Ashabı sırrı Muhammedî’ye: Bu ashab Selman, Mikdad, Kamber, Ammar, Ebu Zer ve onlar gibi imam Ali için ölmeyi göze almış gerçek kâmil iman sahipleri idi. Sayıları 17 ile kırk kişi arasında idiler. Bu sırrı Muhammedî’ye içinde olanlarda kendi aralarında ilmin derinliklerinde farklı noktalarda idiler. Mesela Selman ve Mikdad ilmin onuncu aşamasında, Ebuzer’in ise yedinci aşamasında olduğunu bize imam Caferi sadık bildiriyor.
Kurani bilgi 90 bin kelamdır buyuruyor erenler, bunun 60 bini Kur’an-ı Kerim’de açıkça sunulan bilgi.30 bini ise Kur’an da nişaneleri konulmuş ama tevil edilmesi ehli beyte ve onların aracılığı ile erenlerin gönüllerinden bizlere aktarılan bazıları zamanla halka sunulmuş bazıları hala sır edilmiş olan bilgilerdir. Bu bilgiler marifetullah bilgisi ya da hakikat bilgisi olarak adlandırılır.

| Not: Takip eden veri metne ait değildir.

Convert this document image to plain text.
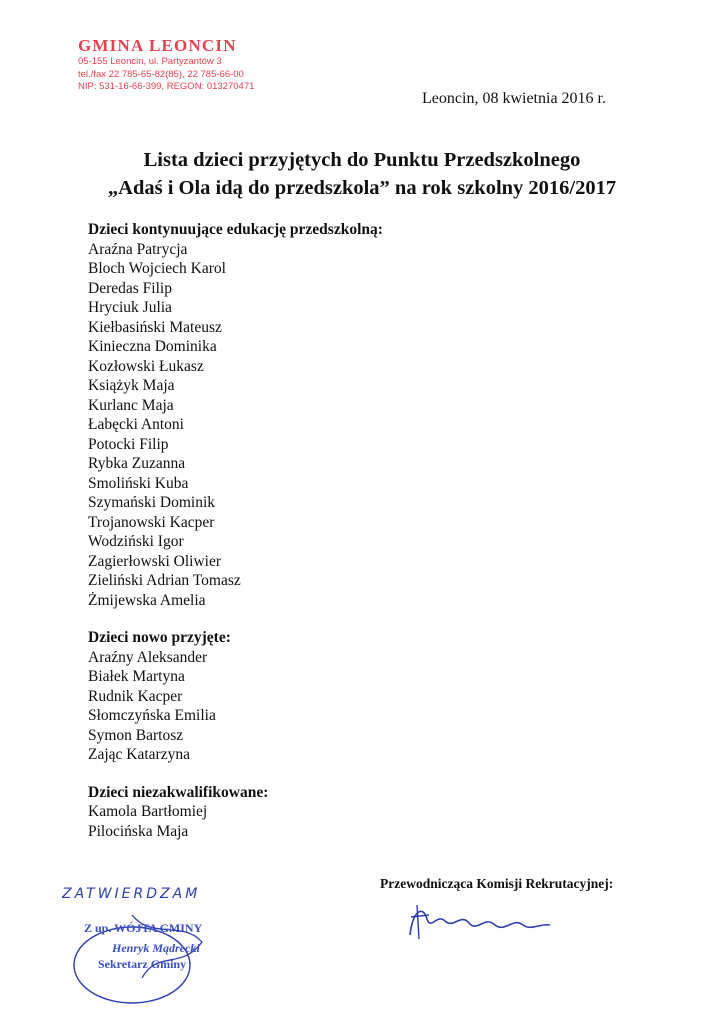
GMINA LEONCIN
05-155 Leoncin, ul. Partyzantów 3
tel./fax 22 785-65-82(85), 22 785-66-00
NIP: 531-16-66-399, REGON: 013270471
Leoncin, 08 kwietnia 2016 r.
Lista dzieci przyjętych do Punktu Przedszkolnego
„Adaś i Ola idą do przedszkola” na rok szkolny 2016/2017
Dzieci kontynuujące edukację przedszkolną:
Araźna Patrycja
Bloch Wojciech Karol
Deredas Filip
Hryciuk Julia
Kiełbasiński Mateusz
Kinieczna Dominika
Kozłowski Łukasz
Książyk Maja
Kurlanc Maja
Łabęcki Antoni
Potocki Filip
Rybka Zuzanna
Smoliński Kuba
Szymański Dominik
Trojanowski Kacper
Wodziński Igor
Zagierłowski Oliwier
Zieliński Adrian Tomasz
Żmijewska Amelia
Dzieci nowo przyjęte:
Araźny Aleksander
Białek Martyna
Rudnik Kacper
Słomczyńska Emilia
Symon Bartosz
Zając Katarzyna
Dzieci niezakwalifikowane:
Kamola Bartłomiej
Pilocińska Maja
ZATWIERDZAM
Z up. WÓJTA GMINY
Henryk Mądrecki
Sekretarz Gminy
Przewodnicząca Komisji Rekrutacyjnej:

Muhammed Mustafa’dan (s.a.a ) İmam Rıza’ya kadar şeriat döneminin ağırlıklı olduğunu görüyoruz. İmam Rıza döneminde erenlerin tarikat erkânını İmam Rıza’dan öğrenip Anadolu’nun ve Türkmenistan’ın tüm alanlarında inşaa ettiklerini görüyoruz. Dervişler tekke içerisinde tarikat erkânı yürütürken dışardaki halka şeriatın kuralları ile hareket etmekteydiler. Bunu Ahmet Yesevi’nin kurduğu erkânda net görmekteyiz. Dervişler Anadolu’nun dört bir yanında irşada devam ederken, Hünkâr Hacı Bektaşı Veli’nin Anadolu’ya gelip marifet çağını açtığını görmekteyiz. Tarikat sistemini geliştirdiğini ve o dönemki dervişleri ve erenleri kerametleri ve hikmetleri ile yüksek ahlaka ve irşada taşıdığını görmekteyiz. Dikkat ederseniz tam da bu marifet çağının efendisi Hünkâr ile Anadolu’nun dört bir tarafında gönülleri feth eden erenler marifetleri ile viyana kapılarına kadar Ehlibeytin sevgisini taşımışlardır. Pir Sultanlar, Kul Himmetler, Yunusların hep bu dönemlerde olması Mevlana’nın şeriat kadısı iken bir marifet dervişi olan Şems ile erenlere ulaşması ve gönül sultanı olması bu marifet çağının açılması ve bereketindendir.
Hakikat çağı ise ilim en hakiki mürşittir diyen Hünkâr Hacı Bektaşı Veli sayesinde açıkça ortaya çıkmıştır. Onun bahsettiği ilim mürşidinin son elli yılda hayatımıza aşikâr ve açıkça girmesi ile hakikat çağı açılmıştır. Artık dünyanın küreselleşmesi ile bir klavye veya bir telefonun içine sığmış her bir bilgi ve mekân anında kişinin huzuruna gelmektedir.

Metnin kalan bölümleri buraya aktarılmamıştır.